There is no evidence, either external or internal, for the date of Sophocles’ Electra, and it is not clear whether it was performed before or after Euripides’ play of the same name (also in this volume). In modern times, the play has been recast as an opera by Richard Strauss (1909).
ELECTRA
Translated by Mary Lefkowitz
Essentially this is a translation of the text in Sophoclis Fabulae, ed. Hugh Lloyd-Jones and N. G. Wilson (Oxford, Oxford University Press, 1990); I have also consulted Sophocles: Electra, ed. P. J. Finglass (Cambridge, Cambridge University Press, 2007).

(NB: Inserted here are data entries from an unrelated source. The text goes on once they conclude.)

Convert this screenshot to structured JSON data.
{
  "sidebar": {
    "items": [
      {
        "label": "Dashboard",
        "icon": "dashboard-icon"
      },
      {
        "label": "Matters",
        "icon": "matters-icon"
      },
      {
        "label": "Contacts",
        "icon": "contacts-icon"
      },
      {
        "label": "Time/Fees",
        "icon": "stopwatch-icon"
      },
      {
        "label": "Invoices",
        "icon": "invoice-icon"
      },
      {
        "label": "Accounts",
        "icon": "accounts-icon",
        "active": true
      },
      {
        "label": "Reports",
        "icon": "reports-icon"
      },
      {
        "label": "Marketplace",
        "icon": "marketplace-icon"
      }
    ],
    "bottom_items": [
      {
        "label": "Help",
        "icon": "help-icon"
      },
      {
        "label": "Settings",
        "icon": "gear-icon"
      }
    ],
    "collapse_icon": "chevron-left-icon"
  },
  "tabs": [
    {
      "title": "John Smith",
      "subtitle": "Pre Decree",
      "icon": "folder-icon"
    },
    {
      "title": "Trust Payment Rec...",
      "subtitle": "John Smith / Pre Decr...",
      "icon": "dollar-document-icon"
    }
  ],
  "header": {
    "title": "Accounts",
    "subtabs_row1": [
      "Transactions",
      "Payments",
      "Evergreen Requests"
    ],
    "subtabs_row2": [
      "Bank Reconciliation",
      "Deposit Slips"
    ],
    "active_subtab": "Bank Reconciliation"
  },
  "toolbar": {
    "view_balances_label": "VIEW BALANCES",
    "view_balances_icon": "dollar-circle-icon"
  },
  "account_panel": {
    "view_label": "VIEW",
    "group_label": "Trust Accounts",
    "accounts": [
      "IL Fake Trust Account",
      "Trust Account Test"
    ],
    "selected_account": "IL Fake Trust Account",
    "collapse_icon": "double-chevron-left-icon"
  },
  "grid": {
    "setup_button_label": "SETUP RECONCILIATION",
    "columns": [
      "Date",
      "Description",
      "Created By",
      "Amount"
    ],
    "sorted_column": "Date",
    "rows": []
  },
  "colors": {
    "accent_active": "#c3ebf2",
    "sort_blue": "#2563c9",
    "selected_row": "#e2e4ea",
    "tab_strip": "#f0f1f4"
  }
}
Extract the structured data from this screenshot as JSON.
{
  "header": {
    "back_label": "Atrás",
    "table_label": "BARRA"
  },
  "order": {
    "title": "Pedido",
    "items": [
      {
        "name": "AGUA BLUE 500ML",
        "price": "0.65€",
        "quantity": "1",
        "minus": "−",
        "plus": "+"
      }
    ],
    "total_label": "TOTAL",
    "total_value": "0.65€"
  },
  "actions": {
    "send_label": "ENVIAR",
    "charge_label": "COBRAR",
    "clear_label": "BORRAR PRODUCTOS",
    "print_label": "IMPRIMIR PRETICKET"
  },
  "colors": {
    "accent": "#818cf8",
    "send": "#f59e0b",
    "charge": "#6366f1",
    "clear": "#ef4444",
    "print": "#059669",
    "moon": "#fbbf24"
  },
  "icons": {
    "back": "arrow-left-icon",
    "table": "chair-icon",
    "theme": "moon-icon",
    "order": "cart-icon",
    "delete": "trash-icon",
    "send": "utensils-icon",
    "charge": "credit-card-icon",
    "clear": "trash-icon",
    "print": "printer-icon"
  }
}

CAST OF CHARACTERS (IN ORDER OF APPEARANCE)
OLD SLAVE
ORESTES, son of Agamemnon and Clytemnestra
ELECTRA, Orestes’ sister
CHORUS of local young women
CHRYSOTHEMIS, sister of Electra and Orestes
CLYTEMNESTRA, mother of Electra and Orestes
AEGISTHUS, Clytemnestra’s husband and Agamemnon’s first cousin
Setting: The play takes place in front of the palace of Mycenae. Orestes enters, accompanied by his friend Pylades and an old slave; they stand before the palace and speak as if they could see from there the town of Argos.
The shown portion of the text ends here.